One of the two people familiar with the matter indicated that the talks could take place soon and that New Delhi was waiting for confirmation from China on the talks that are taking place after a gap of more than three months.

Indian foreign minister S Jaishankar had met his Chinese counterpart Wang Yi in the Tajikistan capital of Dushanbe on 14 July with both agreeing that the meeting of military commanders should be organised soon.

“The two leaders agreed that the next round of commander level talks should be convened at the earliest, wherein the two sides should discuss all the remaining issues and seek a mutually acceptable solution," Indian foreign ministry spokesman Arindam Bagchi told reporters in New Delhi.

“There was also an understanding that both sides will continue to ensure stability on the ground and neither side will take any unilateral action that could increase tension," he said.

There were differences between the two sides after the meeting between Jaishankar and Wang in Dushanbe. While Jaishankar said both sides should quickly sort out all pending issues around the border standoff which was negatively impacting bilateral ties, Wang was of the view that the situation in the border areas had de-escalated and the two countries should set aside the issue and expand bilateral cooperation.

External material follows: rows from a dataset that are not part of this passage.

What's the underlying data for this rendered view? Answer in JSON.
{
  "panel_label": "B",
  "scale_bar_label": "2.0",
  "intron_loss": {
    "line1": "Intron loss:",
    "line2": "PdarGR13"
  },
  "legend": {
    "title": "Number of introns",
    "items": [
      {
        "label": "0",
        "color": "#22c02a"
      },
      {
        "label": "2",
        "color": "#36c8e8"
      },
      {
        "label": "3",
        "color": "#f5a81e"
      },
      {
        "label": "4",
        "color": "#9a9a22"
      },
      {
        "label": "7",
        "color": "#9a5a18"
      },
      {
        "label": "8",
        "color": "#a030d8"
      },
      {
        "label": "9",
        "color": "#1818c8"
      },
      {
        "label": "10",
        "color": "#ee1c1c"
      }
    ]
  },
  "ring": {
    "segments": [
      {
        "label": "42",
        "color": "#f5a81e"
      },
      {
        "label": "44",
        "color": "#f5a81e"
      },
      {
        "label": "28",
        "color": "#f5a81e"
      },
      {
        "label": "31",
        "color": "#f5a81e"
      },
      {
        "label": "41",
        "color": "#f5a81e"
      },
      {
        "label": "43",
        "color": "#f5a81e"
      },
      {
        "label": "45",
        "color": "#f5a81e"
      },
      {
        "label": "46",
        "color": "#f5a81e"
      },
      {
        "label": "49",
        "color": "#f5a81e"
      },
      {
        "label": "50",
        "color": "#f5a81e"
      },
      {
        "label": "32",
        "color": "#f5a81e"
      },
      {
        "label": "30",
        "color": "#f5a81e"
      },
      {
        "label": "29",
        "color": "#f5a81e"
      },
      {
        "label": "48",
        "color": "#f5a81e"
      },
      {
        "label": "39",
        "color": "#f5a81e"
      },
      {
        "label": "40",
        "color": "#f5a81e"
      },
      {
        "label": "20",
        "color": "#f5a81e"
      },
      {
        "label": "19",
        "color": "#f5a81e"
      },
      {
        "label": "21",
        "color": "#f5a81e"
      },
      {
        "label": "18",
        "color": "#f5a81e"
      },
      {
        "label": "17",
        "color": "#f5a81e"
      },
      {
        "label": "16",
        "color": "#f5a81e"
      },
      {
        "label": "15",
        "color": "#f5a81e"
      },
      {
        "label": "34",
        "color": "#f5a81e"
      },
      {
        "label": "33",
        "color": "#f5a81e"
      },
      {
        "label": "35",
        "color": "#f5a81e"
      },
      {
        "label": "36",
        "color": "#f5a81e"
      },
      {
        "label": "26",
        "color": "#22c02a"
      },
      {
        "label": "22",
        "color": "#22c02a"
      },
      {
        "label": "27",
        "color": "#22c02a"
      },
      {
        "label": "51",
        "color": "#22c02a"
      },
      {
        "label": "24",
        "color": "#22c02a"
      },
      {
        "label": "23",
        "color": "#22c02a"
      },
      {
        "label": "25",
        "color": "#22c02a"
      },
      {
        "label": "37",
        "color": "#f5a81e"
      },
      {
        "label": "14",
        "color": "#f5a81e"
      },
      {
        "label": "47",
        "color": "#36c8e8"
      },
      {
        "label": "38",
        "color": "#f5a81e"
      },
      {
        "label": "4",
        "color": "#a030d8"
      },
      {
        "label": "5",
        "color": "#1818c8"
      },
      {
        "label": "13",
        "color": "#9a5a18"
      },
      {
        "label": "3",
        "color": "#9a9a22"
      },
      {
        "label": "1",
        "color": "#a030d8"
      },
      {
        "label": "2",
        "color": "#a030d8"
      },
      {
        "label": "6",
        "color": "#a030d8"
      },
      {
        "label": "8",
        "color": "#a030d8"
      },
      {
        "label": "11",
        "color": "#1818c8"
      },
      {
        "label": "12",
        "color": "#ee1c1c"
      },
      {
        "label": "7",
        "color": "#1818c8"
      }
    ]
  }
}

Bagchi recalled that Jaishankar had told the Chinese side that “both sides had agreed that a prolongation of the existing situation was not in the interest of either side and that it was visibly impacting the relationship in a negative manner." The Indian foreign minister also emphasised that maintenance of peace and tranquility in the border areas had been the “foundation for the development of ties" since 1988.

“Attempts to change the status quo last year, which also disregarded commitments under the 1993 and 1996 agreements, have inevitably affected ties. It was, therefore, in mutual interest that the two sides work towards early resolution of the remaining issues along the LAC in eastern Ladakh, while fully abiding by bilateral agreements and protocols," Bagchi said.

India insists that there has been lack of progress in disengagement and de-escalation of frontline troops following a preliminary drawdown of forces on the north and south banks of Pangong Lake in February.

The last round of talks between the two sides at the level of military commanders took place in April. Diplomats of the two countries had later met in June.